InScida workshop organised at AIMS, Muizenburg

My current research is focused on building emulators for weak lensing. Traditional Markov Chain Monte Carlo (MCMC) methods require many forward simulations, which are generally expensive to compute, in order to obtain reliable posterior densities of not only cosmological parameters but also systematic parameters. While neural networks have been explored in the earlier days, my main focus has been on Gaussian Processes, which allow for the full propagation of the uncertainty throughout the likelihood analysis. In addition, I have also been working on the MOPED (Heavens et al. 2000) compression algorithm to show that we can use the Gaussian Process emulator combined to recover the full posterior distribution of cosmological and nuisance parameters.

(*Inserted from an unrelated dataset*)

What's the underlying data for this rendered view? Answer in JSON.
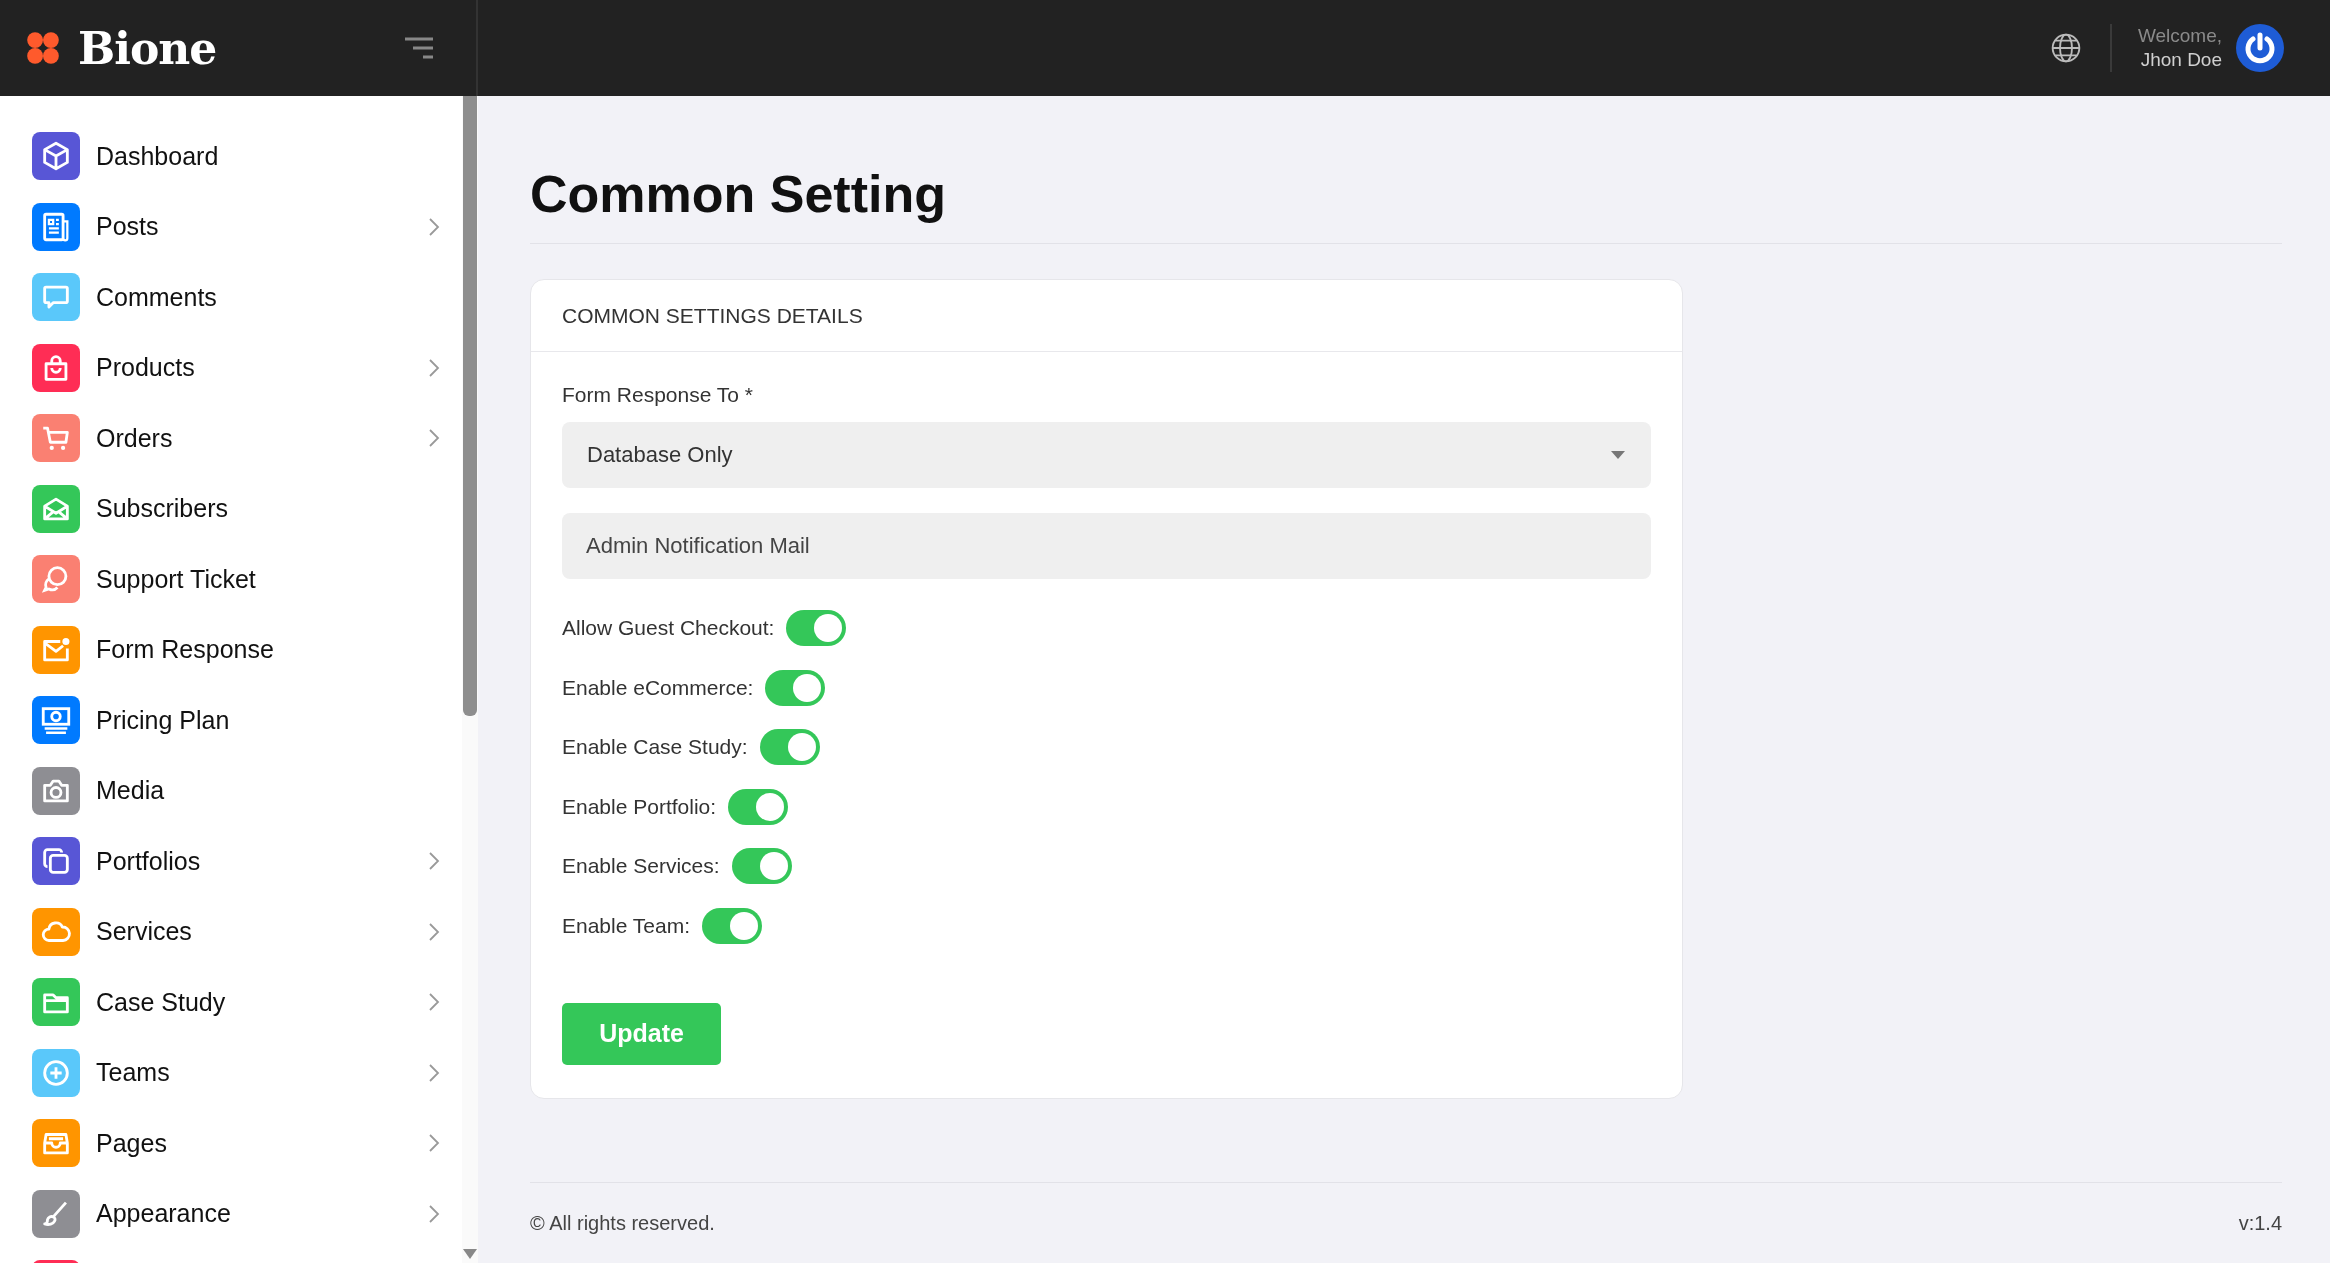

On a separate note, I am also interested in Machine Learning and Deep Learning (from a probabilistic perspective). I believe uncertainty quantification is important and will be a central focus in the next decade of research in Machine Learning. Moreover, while 'curve-fitting' techniques have been very successful over the past two decades, there is still the requirement to understand and interpret these algorithms.

# Publications

Below is an updated list of publications in which I was involved:

1. Fast Approximate Model for the 3D Matter Power Spectrum
Arrykrishna Mootoovaloo, Andrew Jaffe, Alan Heavens, Florent Leclercq
Accepted for publication in NeurIPS 2021

2. Many Bayesian inference problems in cosmology involve complex models. Despite the fact that these models have been meticulously designed, they can lead to intractable likelihood and each forward simulation itself can be computationally expensive, thus making the inverse problem of learning the model parameters a challenging task. In this paper, we develop an approximate model for the 3D matter power spectrum, $P_{\delta}(k,z)$, which is a central quantity in a weak lensing analysis. An important output of this approximate model, often referred to as surrogate model or emulator, are the first and second derivatives with respect to the input cosmological parameters. Without the emulator, the calculation of the derivatives requires multiple calls of the simulator, that is, the accurate Boltzmann solver, CLASS. We illustrate the application of the emulator in the calculation of different weak lensing and intrinsic alignment power spectra and we also demonstrate its performance on a toy simulated weak lensing dataset.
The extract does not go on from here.